I guess there will be many opinions and viewpoints about the book, but I think its definately worth a read.

I am attaching the links to the movie "Submission" by Theo van Gogh. Worth seeing, if not for anything but just to see what caused the man to loose his life.

I can imagine that he may have offended religious sentiments courtesy Quranic verses being written on a naked body of a woman. I remember an instance in India when Hussein, a famous painter, had painted pictures of Hindu goddess and invited the fundamentalist's ire. I remember it surprising me, cos we are the land of the Kamasutra, and, Ajanta and Ellora. I guess fundamentalists are the same everywhere, irrespective of the religion!


Connie said...

In any religion, when the people are told to "do as we say, don't think for yourself, don't question" ... well, nothing but pain and corruption will follow.

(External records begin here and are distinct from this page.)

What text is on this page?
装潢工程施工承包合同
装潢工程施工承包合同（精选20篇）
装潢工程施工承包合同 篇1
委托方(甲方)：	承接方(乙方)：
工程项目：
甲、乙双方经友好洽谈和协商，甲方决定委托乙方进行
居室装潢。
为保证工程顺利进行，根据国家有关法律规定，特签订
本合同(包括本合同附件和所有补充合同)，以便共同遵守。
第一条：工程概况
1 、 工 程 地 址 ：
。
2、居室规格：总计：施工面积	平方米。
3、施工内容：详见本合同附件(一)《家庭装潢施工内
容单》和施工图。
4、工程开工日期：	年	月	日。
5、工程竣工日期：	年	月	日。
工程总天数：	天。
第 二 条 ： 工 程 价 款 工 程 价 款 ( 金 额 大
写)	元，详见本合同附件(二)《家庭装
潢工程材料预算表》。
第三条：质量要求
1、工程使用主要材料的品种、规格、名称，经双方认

Ever read Irshad Manji's blog? She may not have all the answers ,but she asks good questions. I think all the world religions could use more boat rockers like this lady.

Manisha said...

Connie, nope, have not read her, but thanks, shall def look it up.

Ferida said...

Hi Manisha,

I happen to know the story of Hirsi Ali from the Dutch perspective and it isn't just a lot that has been said about her stretching the truth in her book. She definitely stretched the truth when it came to so-called death threats, as the police of Leiden officially announced she had merely been "wasting their time."
There is however something much more pressing for me, both a Muslim as well as an academic who did actually study the Arab world and Islam, not just someone who wrote down her traumatic experiences and got a seat in the conservative right wing Dutch party for it. Although Ali's experience with female genital mutilation (FGM)cannot be denied, her generalizing this as "an Islamic custom" is simply incorrect.
It has been pointed out so many times, I cannot understand how people still do not know this. FGM is a practice that dates back to Pharaonic times and it is until today the custom of all countries of the Nile Valley and then onwards into Africa. It can be found there among all peoples, regardless of their religion. In Egypt, the Copts believe just as firmly in the benefits of FGM as the Muslims.
But, if you would go looking for a woman who suffered FGM in Lebanon, Syria, Iraq, Jordan, Palestine and even the Gulf, you will have a hard time. It is not normal there, in fact, most people do not even know what it is.
This misconception is only one of the many Hirsi Ali sent into the world and popularized. Her knowledge of Islam is insufficient and biased. Her personal experience is tragic, if all of it is even true, because even that is subject to doubt, by the way. And this too can be considered very very negligent, because all other women who have come forward with their stories of FGM are now identified with her, even though they are obviously not media attention seekers.

All and all, I would personally never recommend her works to anyone. But that's just my choice.

Nice blog, though, thumbs up.

Anonymous said...

This video is sick, and humanly would be in any religion and society. By taking one part of something obviously you can't understand the whole concept of a religion. If you took one paragraph of the bible, you couldn't undrstand it and you would judge it wrongfully. This video is saying that in islam beating the woman, raping the woman, and abuse is ok? Noway, it's not. Just like any place in the world, there are sick people.I feel sorry for people who actually believe in this.